Bernard Tissier de Mallerais (2005) wrote in this regard: “The Archbishop also judges that the validity of the sacrament of confirmation is affected by the new "form" of the sacrament, drawn on August 15, 1971 from an oriental confirmation formula which expresses less clearly the special character of confirmation, especially in the sometimes extravagant vernacular translations. The doubt is aggravated when, on November 30, 1972 Paul VI accepted as matter of the sacrament any vegetable oil and no longer just olive oil, contrary to the unanimous Catholic tradition.  In 1975  Msgr. Lefebvre affirmed  to the Cardinals ,who will reproach him for confirming in the diocese without the consent of the Bishops and also for re-confirming under condition : "The faithful have the right to receive the sacraments in a valid way. I have a prudent doubt»,n 1975 

But the doctrinal questions did not seem so decisive. Shortly thereafter, after the election of the new Pope,  John Paul II received Msgr. Lefebvre in a private audience as early as November 1978,and  relations improved with tones and formulations, which foreshadowed an agreement, on  the acceptance of the Council, understood in the light of all Tradition and the constant Magisterium of the Church.
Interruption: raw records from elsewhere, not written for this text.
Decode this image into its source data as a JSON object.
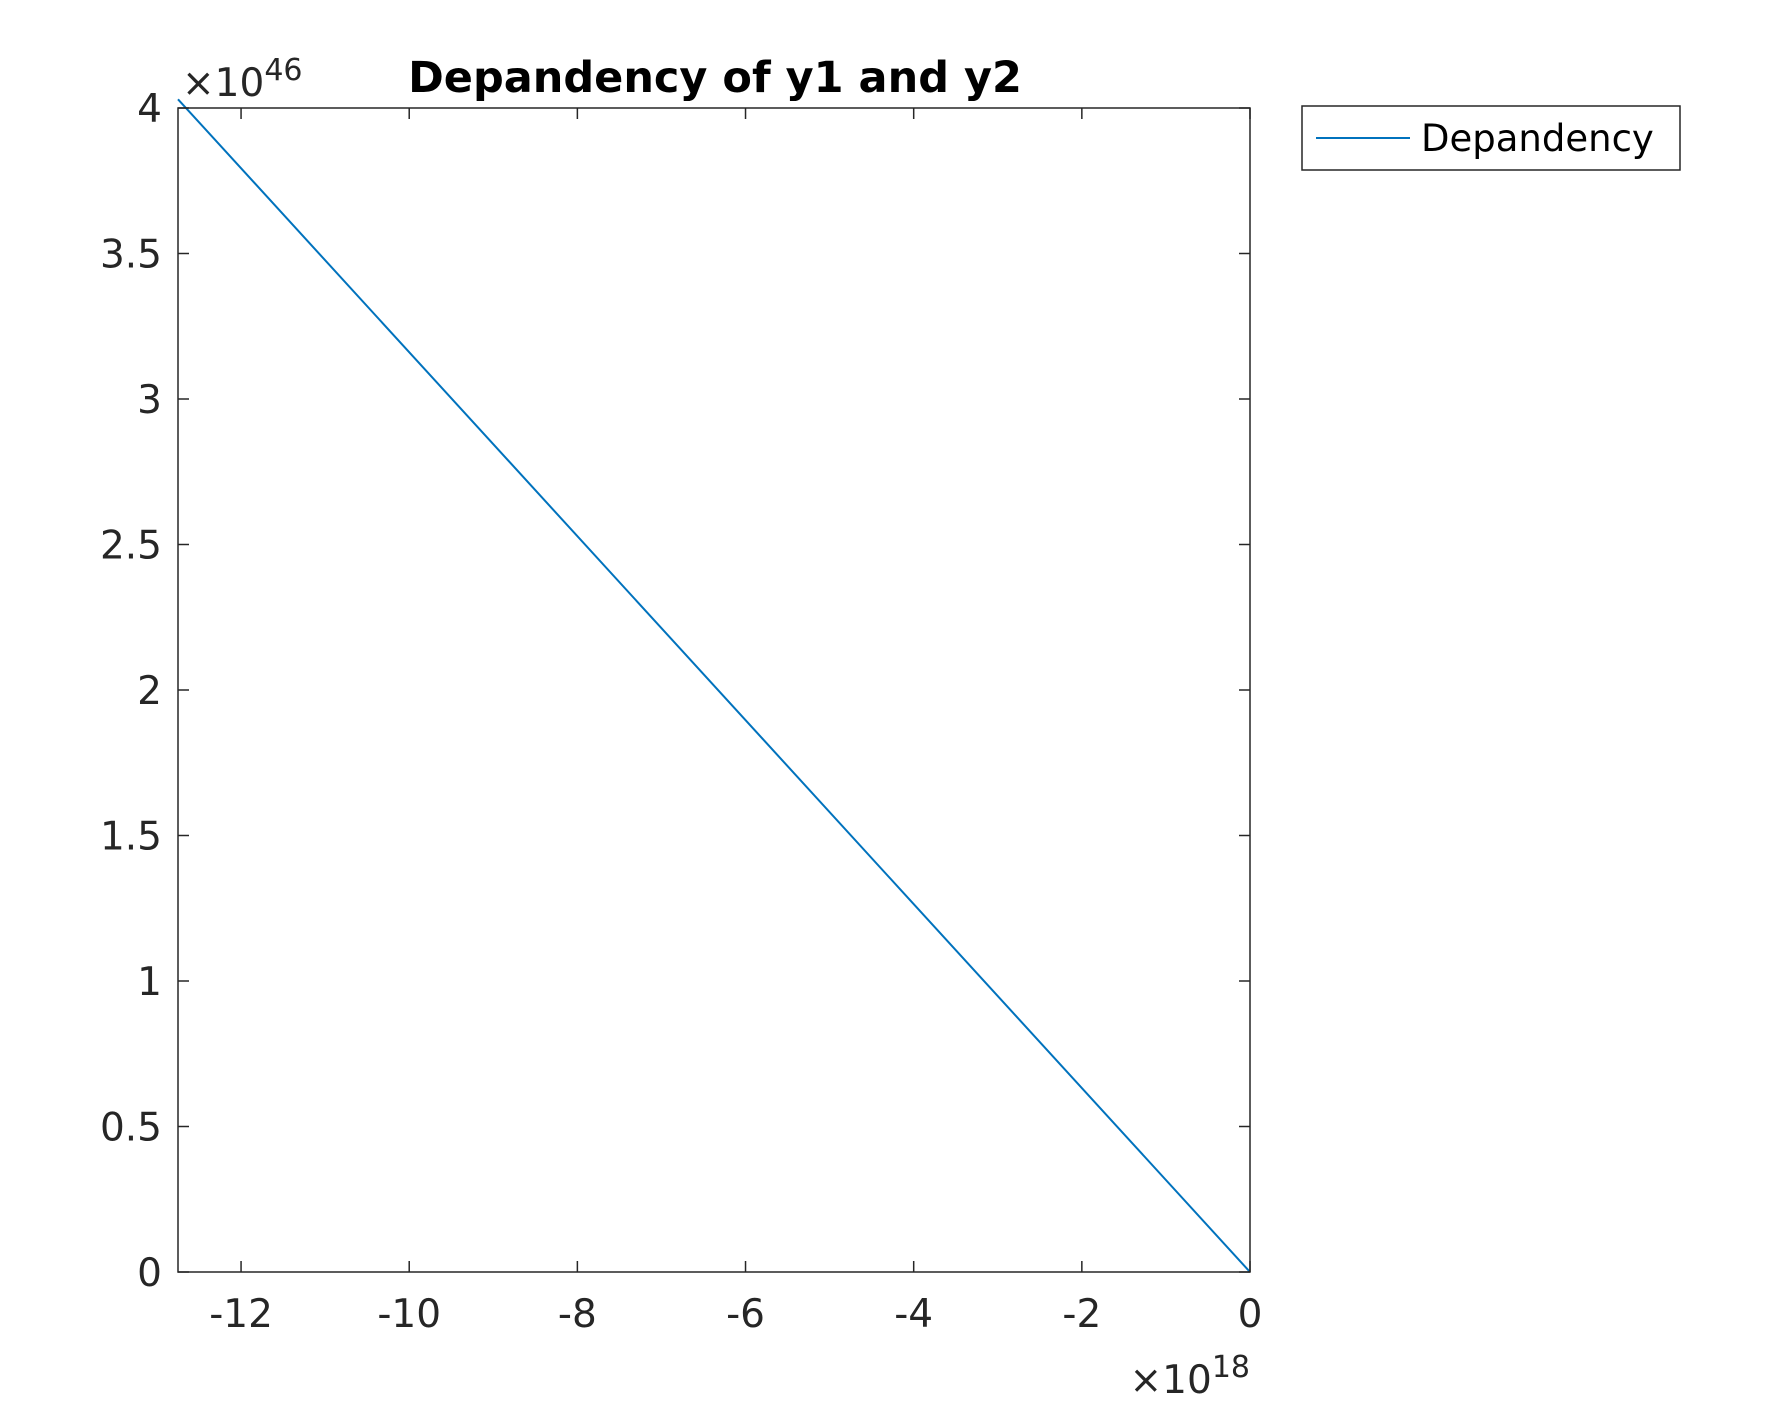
{
  "chart_data": {
    "type": "line",
    "title": "Depandency of y1 and y2",
    "xlabel": "",
    "ylabel": "",
    "x_exponent_base": "×10",
    "x_exponent": "18",
    "y_exponent_base": "×10",
    "y_exponent": "46",
    "xlim": [
      -12.75,
      0
    ],
    "ylim": [
      0,
      4
    ],
    "xticks": [
      -12,
      -10,
      -8,
      -6,
      -4,
      -2,
      0
    ],
    "xtick_labels": [
      "-12",
      "-10",
      "-8",
      "-6",
      "-4",
      "-2",
      "0"
    ],
    "yticks": [
      0,
      0.5,
      1,
      1.5,
      2,
      2.5,
      3,
      3.5,
      4
    ],
    "ytick_labels": [
      "0",
      "0.5",
      "1",
      "1.5",
      "2",
      "2.5",
      "3",
      "3.5",
      "4"
    ],
    "grid": false,
    "legend_position": "outside-top-right",
    "series": [
      {
        "name": "Depandency",
        "color": "#0072bd",
        "x": [
          -12.75,
          0
        ],
        "y": [
          4.03,
          0
        ]
      }
    ]
  }
}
"Ours is an era - says Archbishop Marcel Lefebvre - in which natural and supernatural law comes before positive ecclesiastical law when the latter opposes it instead of being its channel" 
Roberto de Mattei, who was also a leading exponent of Alleanza Cattolica, writing in the death of Giovanni Cantoni, interpreted the 1981 turning point as a choice of political strategy, citing the use of the Trotskyist term "entryism": "In 1978 John Paul II was elected and Cantoni, who had great faith in the new Polish Pope, believed that Alleanza Cattolica should change its strategy, moving from "opposition" to what he defined as "entrism", i.e. collaboration with the authorities and ecclesiastical movements.